Statements of affairs: to disclose or not to disclose

The recent case of Re. a Company [2025] EWHV 244 (Ch) provides useful guidance on when the Court will allow insolvency office holders (in this case administrators) to withhold information from a statement of affairs.

It confirmed that the court will take into account commercial interests and circumstances withholding information that they are otherwise obliged to disclose and will balance the office holder’s duty of transparency with the practicalities of managing the process and maximising value for the benefit of creditors by protecting commercially sensitive information.

It provides a useful example of where limited disclosure of commercially sensitive information will be permitted if that information prejudices to the conduct of the process.

What was it about?

The company was a non-trading company (whose assets were largely of shares in, and debts due, from group companies). Shortly before administrators were appointed it disposed of shares in return for a reduction of debts it owed to other group companies and took a call option allowing it to reverse the disposal. The administrators were considering whether to exercise the call (and reinstate the debts) and / or whether to challenge the transaction under the Insolvency Act 1986. Their decision turned on how to value and market the shares to potential purchasers.
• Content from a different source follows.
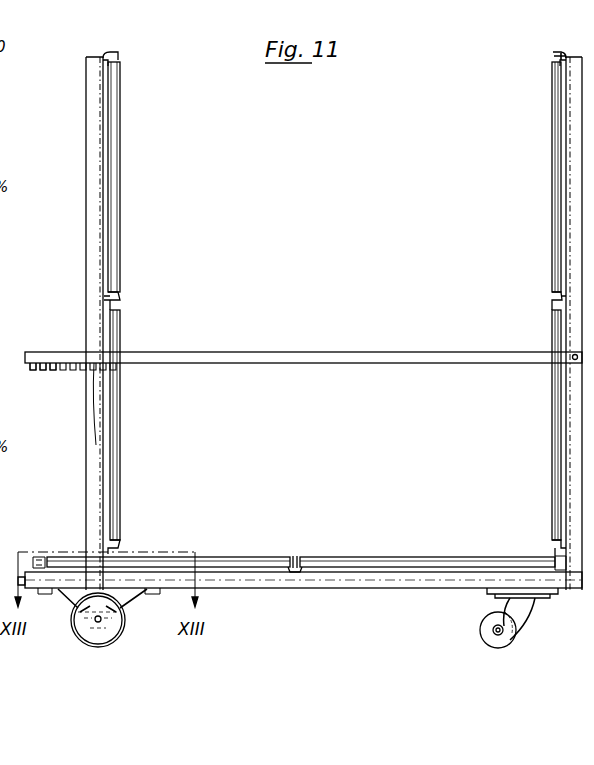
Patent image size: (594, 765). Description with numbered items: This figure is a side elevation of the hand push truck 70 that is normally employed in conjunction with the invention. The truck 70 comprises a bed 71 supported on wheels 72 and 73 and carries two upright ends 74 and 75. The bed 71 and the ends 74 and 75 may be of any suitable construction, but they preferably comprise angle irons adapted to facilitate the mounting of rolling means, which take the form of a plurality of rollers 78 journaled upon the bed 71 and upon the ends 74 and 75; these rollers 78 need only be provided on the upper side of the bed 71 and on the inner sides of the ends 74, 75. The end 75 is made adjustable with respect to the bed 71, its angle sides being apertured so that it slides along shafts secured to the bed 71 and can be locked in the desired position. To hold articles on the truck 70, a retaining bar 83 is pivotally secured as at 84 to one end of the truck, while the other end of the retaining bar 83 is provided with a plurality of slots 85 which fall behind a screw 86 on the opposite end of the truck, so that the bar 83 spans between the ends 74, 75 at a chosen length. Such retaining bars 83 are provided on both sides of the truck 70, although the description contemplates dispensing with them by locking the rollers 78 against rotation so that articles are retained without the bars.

The administrators were concerned that issuing a statement of affairs in the prescribed usual form would enable purchasers to calculate the original consideration paid for the shares (information not normally available on a private sale) and to align their offer to that consideration rather than their own valuation, thereby giving them an advantage that might prejudice the potential sale value and return to creditors.

The administrators applied for an order allowing them to exclude the amount owed to the company’s creditors from its statement of affairs; that the application be heard in private (a public hearing would defeat the purpose); and a retrospective extension of time to file the statement of affairs and proposals.

What was decided?

The court allowed the administrators to exclude the sums owed to creditors from the statement of affairs on the basis that the threshold requirement that such disclosure “would prejudice the conduct of the administration” was met. The judge considered that the commercial sensitivity and potential impact of disclosing the original share sale price, and prejudice to negotiations with potential purchasers, justified this.

It granted permission for the application to be heard in private. The original purchase price was considered confidential information that would not normally be available to purchasers on a private sale and a public hearing could be commercially detrimental to obtaining market value for the shares.

The Court accepted that the administrators were justified deferring filing the statement of affairs until the conclusion of the application and granted an extension of time.